Proportion of Cells, “c,” in a Heterogeneous Tumor Sample Harboring a Somatic Genetic Event (A) BAF and the logR ratio plots from one chromosome reveal three somatic hemizygous deletions occurring in three different proportions of cells. The BAF_del of heterozygote SNPs is measured after “folding” the BAF plot along an axis centered around 0.5. Then BAF_del is used to determine c with the formula designed for somatic deletions (see Appendices for details). (B) Frequency distribution showing the number of SNPs included in the somatic deletions by the proportion of cells, “c,” in which these events occur. Some somatic deletions occur in over 80% of cells (rightmost bar). Assuming that only cancer cells harbor somatic deletions, the proportion of cancer cells is then estimated as 80% in this sample. (C) Schematic illustrating the relationship between the chronology of somatic events during tumorigenesis and the proportion of cancer cells with these events. Early somatic events are present in all (or a great majority of) cancer cells, whereas late somatic events are only present in subsets of cells.

Figure 3

Germline Genotype Inference from a Heterogeneous Cancer Sample (A) Schematic representation of the calling methods used by SOMATICs and by BeadStudio. SOMATICs is specifically designed to generate appropriate calls in genomic regions with allelic imbalance.

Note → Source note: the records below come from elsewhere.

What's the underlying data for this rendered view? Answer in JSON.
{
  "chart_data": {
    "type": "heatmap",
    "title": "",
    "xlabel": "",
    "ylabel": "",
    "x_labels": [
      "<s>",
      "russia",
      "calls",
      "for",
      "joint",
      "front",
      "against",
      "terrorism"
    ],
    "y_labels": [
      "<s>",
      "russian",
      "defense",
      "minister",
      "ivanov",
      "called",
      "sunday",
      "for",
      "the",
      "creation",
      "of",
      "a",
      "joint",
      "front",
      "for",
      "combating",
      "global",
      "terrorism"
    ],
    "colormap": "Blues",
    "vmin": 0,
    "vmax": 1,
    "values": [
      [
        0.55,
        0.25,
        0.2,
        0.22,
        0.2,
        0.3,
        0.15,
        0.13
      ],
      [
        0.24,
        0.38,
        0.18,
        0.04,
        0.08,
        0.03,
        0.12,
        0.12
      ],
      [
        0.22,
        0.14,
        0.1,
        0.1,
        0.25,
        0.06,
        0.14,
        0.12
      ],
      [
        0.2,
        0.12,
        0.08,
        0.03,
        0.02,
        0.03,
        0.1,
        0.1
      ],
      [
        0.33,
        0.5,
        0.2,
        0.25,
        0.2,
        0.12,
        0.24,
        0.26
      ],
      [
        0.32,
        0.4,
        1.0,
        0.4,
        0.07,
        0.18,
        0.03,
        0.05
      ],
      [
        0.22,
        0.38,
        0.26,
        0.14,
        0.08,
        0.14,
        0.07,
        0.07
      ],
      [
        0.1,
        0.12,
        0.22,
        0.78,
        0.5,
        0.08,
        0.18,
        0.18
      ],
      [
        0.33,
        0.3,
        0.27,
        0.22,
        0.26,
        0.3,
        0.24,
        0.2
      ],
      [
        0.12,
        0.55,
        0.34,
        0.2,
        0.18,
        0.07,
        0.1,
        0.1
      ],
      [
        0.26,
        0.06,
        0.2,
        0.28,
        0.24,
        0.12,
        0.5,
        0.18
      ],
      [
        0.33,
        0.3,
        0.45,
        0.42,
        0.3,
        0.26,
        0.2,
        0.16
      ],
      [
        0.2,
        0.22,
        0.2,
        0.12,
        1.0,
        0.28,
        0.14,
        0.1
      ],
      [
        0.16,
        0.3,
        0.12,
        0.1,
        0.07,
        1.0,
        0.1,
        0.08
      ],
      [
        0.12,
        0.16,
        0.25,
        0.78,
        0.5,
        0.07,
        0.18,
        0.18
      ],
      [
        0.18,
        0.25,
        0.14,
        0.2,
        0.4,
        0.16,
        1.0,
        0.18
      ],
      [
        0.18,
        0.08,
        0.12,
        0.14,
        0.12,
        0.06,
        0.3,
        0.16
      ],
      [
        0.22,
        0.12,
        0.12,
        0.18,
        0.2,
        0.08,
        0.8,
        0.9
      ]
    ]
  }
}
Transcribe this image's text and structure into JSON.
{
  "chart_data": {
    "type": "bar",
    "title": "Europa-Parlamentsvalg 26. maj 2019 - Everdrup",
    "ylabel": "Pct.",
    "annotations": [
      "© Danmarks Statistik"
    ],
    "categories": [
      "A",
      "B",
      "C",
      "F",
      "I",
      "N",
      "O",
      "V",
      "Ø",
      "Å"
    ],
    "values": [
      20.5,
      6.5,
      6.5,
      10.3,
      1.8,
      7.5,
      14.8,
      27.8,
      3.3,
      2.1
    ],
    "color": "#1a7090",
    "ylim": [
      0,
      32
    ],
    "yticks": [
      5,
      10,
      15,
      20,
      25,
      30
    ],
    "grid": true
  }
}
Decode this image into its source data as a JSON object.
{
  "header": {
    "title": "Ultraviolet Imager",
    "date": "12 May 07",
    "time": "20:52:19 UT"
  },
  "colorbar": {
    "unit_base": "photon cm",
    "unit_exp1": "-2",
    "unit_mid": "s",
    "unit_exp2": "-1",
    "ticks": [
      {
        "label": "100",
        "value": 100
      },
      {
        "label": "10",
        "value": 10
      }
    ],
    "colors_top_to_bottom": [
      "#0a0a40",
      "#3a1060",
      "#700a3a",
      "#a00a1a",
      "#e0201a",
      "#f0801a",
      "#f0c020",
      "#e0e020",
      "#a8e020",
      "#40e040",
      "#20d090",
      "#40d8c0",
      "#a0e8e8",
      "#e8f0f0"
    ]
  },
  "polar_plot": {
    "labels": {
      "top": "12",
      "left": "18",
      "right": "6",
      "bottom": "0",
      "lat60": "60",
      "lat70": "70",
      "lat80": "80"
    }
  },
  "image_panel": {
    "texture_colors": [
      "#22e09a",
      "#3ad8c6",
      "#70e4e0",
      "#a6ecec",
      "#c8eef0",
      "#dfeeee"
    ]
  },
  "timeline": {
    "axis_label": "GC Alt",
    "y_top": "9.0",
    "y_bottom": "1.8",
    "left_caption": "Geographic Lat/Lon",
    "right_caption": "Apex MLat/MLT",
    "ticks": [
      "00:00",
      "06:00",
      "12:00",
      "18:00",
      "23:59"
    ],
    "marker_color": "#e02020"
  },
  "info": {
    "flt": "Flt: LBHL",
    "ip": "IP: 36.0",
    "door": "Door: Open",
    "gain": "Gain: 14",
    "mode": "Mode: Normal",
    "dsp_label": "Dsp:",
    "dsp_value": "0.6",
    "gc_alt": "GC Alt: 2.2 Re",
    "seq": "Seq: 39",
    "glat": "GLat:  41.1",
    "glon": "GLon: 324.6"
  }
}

When bands of heterozygous AB SNPs can be discriminated from the bands of homozygous AA and BB SNPs, a reliable germline genotype call can be provided. (B) illustrates enotyping call rates in regions of allelic imbalance with SOMATICs and BeadStudio, and (C) illlustrates genotyping accuracy in regions of allelic imbalance with SOMATICs and BeadStudio. These results were obtained by comparison of genotypes inferred from tumors with genotypes read in normal corresponding tissue obtained with seven pairs of matched samples. The results in (B) and (C) are expressed as a function of the distance from the heterozygote bands to the homozygote bands, on a scale of 0 to 0.5, representing the mean BAF of the lower band of heterozygote SNPs. This mean BAF is converted into a proportion of cells, “c,” with allelic imbalance by use of the formula for somatic deletions (see Appendices for details).